Alfonso era venuto in città apportandovi un grande disprezzo per i suoi abitatori; per lui essere cittadino equivaleva ad essere fisicamente debole e moralmente rilasciato, e disprezzava quelle ch’egli riteneva fossero le loro abitudini sessuali, l’amore alla donna in genere e la facilità dell’amore. Credeva di non poter somigliare loro e si sentiva ed era per allora molto differente. Non aveva conosciuto la sensualità che nell’esaltazione del sentimento. La donna era per lui la dolce compagna dell’uomo nata piuttosto per essere adorata che abbracciata, e nella solitudine del suo villaggio, ove il suo organismo era giunto a maturità, ebbe l’intenzione di serbarsi puro per porre ai piedi di una dea tutto se stesso. In città quest’ideale perdette ben presto qualunque influenza sulla sua vita per non vivere che nel suo proposito, un proposito vago che non aveva forza che quando non c’era bisogno di lotta.

Ma come teoria ci teneva anche dopo di essersi accorto che appariva ridicola agli occhi di coloro cui la esplicava. Non sapeva come supplirvi; abbandonandola avrebbe creato un vuoto nella sua vita. Non la enunciò più, così che Miceni a torto si vantava di aver operato una conversione.

A ventidue anni i suoi sensi avevano la delicatezza e la debolezza dell’adolescenza. Aveva dei desideri ch’egli sapeva reprimere soltanto con grandi sofferenze. A provocare questi desideri, dura irrisione al suo sogno, bastava una gonnella o anche il pensarci, ed erano forti abbastanza per toglierlo improvvisamente alla lettura quando vi si era messo e farlo correre per le vie, spinto da un’agitazione vaga, indefinita, s’egli non ne avesse conosciuta l’origine. In tale stato non poteva dedicarsi che ad una sola occupazione, quella di seguire per lunghi tratti di via qualche gentile figura di donna ammirandola timido e vergognoso. Tardi gli venne il pensiero di spingere oltre le cose. Fino ad allora aveva atteso che il suo ideale venisse a lui.
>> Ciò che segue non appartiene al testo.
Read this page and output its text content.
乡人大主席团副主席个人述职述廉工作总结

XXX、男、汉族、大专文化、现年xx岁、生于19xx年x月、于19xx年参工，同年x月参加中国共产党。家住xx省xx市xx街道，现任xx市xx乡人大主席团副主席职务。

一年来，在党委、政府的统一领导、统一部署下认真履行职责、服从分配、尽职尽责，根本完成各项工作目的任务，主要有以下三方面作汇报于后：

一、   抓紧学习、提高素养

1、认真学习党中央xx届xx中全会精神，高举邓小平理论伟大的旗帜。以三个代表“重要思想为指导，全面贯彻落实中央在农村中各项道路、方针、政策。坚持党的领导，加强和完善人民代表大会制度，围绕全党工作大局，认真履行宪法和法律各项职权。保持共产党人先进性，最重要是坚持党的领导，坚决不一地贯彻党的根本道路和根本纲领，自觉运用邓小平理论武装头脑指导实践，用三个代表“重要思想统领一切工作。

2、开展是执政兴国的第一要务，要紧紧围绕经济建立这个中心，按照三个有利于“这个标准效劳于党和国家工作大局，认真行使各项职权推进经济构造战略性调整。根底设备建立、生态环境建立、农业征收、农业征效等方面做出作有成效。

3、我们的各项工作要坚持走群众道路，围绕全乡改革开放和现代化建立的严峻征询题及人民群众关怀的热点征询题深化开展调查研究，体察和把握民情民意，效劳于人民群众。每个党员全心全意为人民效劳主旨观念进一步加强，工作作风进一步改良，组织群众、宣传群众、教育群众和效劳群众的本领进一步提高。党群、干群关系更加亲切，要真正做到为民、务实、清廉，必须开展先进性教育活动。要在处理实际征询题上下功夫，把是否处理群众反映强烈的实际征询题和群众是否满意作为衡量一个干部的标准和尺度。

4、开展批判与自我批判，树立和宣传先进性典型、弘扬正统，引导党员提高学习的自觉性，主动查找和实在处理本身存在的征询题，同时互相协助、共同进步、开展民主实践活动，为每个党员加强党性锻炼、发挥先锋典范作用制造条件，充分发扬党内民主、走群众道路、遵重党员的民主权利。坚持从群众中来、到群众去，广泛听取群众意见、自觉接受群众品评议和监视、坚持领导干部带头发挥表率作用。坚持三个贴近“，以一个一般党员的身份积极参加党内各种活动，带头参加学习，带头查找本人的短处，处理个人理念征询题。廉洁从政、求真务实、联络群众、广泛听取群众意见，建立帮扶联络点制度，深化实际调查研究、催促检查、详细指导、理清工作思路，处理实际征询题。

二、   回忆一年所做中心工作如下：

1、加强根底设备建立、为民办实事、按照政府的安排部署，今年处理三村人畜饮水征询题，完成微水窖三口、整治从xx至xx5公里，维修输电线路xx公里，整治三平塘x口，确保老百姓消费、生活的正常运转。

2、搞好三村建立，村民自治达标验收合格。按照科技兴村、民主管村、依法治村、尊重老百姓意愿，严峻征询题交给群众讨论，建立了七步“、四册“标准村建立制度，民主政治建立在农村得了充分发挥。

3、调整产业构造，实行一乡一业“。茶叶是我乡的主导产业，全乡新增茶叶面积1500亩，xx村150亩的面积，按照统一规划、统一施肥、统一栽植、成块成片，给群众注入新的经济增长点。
Una sera, correndo, si trovò dietro ad una donna che passando lo aveva guardato. Vestita di nero, teneva molto alta la sottana e lasciava vedere un piedino calzato in eleganti scarpette lucide, una calza nera, l’attaccatura del piede gentilissima per un corpo agile ma non misero. Alfonso vide ancora il collo, dalla pelle bianchissima; nulla della faccia.

Risolutamente la seguì, la sorpassò, poi l’attese come un cagnolino. La signora a lui pareva ridesse guardandolo alla sfuggita e, incoraggiato, egli si propose di avvicinarla. Era la prima volta ch’egli si trovasse in tale imbarazzo. Ebbe delle esitazioni che lo costrinsero poi ad accelerare il passo. Ella attraversò il Corso e imboccò via Cavana; doveva passare dinanzi alla biblioteca. – Alla peggio andrò in biblioteca, – pensò Alfonso per dare alla sua passeggiata una meta sicura.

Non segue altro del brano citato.